DENVER—Today the Senate Judiciary Committee passed HB-1310, which is designed to stop predatory lenders from unfairly targeting Colorado’s most vulnerable populations.

Sponsored by Senate President Peter Groff (D-Denver), the bill would help people who take out short-term – or payday – loans pay the loan back without getting caught in an endless cycle of debt.

“The dishonest practices of predatory lending are a real and urgent problem in Colorado,” said Groff. “For many people caught in the debt trap, a payday loan can mean total financial ruin for themselves and their families.”

Payday loans are short-term (usually two weeks) and made for a small amount ($300-$500). Payday lenders can charge $60 for a $300 loan for two weeks, resulting in an APR of 521 percent. House Bill 1310 caps annual interest rates at 45% for all payday loans. It also changes current practice on finance charges: the proposed legislation allows lenders to charge a maximum finance fee of $60 one time per twelve months.

After an interest rate cap regulating the industry was abolished in 2000, statistics have spiraled: since 2003, payday loan volume in Colorado has increased 117 percent. Based on average APR, payday loan customers will pay $544 in finance fees on an average $343 loan. And more than 70% of short-term loans went to borrowers with 11 or more loans in the last full year. Excessive fees on payday loans are estimated to cost Colorado working families more than $76 million annually.

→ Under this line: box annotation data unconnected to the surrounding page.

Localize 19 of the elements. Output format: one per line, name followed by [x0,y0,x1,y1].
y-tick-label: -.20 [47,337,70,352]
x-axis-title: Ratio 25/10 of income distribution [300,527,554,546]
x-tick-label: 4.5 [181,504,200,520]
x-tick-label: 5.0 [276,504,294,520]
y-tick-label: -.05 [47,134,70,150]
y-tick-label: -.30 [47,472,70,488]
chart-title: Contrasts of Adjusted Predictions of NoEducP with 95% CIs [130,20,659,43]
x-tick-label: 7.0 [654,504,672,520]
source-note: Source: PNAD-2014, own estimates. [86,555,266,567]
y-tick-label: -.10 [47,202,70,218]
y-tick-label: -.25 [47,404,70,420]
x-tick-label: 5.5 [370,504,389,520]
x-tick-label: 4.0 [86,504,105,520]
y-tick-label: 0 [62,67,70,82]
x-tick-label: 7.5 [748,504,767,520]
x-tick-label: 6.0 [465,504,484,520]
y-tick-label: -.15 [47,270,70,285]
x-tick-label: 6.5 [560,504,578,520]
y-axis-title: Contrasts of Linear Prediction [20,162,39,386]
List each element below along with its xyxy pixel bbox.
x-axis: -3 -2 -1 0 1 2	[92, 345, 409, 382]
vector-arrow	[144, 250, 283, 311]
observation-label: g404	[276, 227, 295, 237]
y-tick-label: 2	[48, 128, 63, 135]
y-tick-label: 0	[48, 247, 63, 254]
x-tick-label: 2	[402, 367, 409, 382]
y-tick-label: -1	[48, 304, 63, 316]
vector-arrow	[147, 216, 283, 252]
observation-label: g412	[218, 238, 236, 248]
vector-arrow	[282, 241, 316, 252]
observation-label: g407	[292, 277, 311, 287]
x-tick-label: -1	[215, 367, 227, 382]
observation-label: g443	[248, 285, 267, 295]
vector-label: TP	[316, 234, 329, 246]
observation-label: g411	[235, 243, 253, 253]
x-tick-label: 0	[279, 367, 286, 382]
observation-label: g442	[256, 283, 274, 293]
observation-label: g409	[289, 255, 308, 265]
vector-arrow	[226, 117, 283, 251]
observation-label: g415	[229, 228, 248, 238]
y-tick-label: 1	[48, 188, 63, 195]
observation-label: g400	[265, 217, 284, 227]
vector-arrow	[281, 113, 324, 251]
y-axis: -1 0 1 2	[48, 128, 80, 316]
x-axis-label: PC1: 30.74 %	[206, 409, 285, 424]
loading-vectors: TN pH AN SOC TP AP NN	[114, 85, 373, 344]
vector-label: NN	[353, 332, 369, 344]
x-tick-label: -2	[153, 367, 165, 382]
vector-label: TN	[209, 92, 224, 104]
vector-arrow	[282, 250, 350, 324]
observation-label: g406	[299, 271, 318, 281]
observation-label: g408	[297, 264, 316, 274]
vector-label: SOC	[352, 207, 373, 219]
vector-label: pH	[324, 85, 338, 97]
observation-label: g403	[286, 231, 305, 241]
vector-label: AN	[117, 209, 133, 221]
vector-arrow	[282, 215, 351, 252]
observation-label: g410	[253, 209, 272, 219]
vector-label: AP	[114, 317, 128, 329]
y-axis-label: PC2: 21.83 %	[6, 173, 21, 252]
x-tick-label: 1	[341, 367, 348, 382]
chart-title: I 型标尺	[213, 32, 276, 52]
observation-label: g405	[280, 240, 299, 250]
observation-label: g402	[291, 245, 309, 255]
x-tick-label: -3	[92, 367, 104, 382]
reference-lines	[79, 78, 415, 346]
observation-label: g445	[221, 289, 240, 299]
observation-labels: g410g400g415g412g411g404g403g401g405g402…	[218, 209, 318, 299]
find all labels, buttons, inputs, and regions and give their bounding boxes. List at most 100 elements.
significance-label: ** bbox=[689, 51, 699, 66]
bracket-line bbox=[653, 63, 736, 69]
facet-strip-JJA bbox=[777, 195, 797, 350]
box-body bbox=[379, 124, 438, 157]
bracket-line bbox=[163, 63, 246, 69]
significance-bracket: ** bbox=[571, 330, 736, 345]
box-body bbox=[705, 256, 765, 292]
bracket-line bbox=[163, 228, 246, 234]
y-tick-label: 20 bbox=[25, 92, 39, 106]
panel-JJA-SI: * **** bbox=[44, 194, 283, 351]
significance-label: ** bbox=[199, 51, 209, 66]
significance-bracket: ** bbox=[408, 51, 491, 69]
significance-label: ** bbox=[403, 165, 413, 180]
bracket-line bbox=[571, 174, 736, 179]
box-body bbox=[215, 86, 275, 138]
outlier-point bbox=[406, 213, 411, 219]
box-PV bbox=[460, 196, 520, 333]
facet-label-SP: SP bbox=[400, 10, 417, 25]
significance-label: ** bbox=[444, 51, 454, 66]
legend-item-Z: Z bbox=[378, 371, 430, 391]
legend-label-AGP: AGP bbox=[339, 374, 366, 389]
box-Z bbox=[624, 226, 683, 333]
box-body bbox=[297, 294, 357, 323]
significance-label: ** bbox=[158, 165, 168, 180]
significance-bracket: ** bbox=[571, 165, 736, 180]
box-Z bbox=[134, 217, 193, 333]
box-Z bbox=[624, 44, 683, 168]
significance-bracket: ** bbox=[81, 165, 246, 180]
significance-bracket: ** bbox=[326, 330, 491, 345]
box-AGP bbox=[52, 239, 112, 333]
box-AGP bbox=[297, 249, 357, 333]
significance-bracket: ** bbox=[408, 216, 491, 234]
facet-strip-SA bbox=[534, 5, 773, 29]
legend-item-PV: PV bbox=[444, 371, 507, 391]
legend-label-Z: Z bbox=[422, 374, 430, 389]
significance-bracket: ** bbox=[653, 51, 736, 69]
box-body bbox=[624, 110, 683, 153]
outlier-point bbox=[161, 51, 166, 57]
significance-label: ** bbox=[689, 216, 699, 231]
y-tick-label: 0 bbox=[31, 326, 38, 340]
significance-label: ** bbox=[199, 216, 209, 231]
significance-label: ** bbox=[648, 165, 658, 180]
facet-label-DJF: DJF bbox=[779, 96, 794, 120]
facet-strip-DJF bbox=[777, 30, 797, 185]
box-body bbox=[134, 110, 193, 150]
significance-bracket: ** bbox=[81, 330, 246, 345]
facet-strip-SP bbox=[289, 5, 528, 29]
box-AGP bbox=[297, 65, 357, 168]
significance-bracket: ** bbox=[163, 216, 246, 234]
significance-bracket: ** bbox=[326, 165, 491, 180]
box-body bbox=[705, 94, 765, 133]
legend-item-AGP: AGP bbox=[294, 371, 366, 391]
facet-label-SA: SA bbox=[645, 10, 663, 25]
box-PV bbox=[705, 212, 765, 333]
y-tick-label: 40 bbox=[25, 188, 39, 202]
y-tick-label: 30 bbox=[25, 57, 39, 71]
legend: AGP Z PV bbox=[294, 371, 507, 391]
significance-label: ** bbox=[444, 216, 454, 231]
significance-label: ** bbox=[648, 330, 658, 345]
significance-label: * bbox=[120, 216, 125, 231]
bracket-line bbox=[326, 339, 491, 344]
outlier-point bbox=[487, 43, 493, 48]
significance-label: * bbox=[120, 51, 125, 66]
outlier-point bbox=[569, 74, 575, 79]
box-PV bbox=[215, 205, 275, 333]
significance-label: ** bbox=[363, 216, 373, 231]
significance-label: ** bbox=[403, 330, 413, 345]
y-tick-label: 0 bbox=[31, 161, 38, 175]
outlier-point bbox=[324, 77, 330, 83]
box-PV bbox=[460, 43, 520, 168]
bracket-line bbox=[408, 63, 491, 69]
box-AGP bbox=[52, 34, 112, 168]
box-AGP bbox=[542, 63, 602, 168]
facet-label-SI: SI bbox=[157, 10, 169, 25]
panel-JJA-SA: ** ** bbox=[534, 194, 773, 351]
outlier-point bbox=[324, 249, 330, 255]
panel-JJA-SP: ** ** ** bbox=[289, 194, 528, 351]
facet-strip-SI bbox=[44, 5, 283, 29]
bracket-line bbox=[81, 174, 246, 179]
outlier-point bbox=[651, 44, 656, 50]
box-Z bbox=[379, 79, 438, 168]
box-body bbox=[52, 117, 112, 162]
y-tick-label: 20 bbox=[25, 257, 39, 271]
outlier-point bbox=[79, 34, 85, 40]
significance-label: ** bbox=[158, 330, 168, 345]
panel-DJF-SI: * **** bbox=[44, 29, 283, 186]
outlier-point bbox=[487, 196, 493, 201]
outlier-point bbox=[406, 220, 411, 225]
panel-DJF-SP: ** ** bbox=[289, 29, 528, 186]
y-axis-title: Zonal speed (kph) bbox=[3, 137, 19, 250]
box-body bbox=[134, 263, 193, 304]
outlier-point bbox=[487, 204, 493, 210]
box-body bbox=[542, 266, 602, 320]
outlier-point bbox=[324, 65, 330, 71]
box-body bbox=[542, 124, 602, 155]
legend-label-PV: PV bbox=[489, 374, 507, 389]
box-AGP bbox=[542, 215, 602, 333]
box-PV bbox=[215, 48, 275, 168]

“We are taking this bold step to bring some measure of relief to those who would otherwise be taken advantage of by predatory lenders, while still allowing the industry to operate in an already lucrative market,” Groff said. “It’s time these outfits stopped enriching themselves on the backs of Colorado’s most vulnerable citizens.”

The bill next heads to the full Senate for consideration.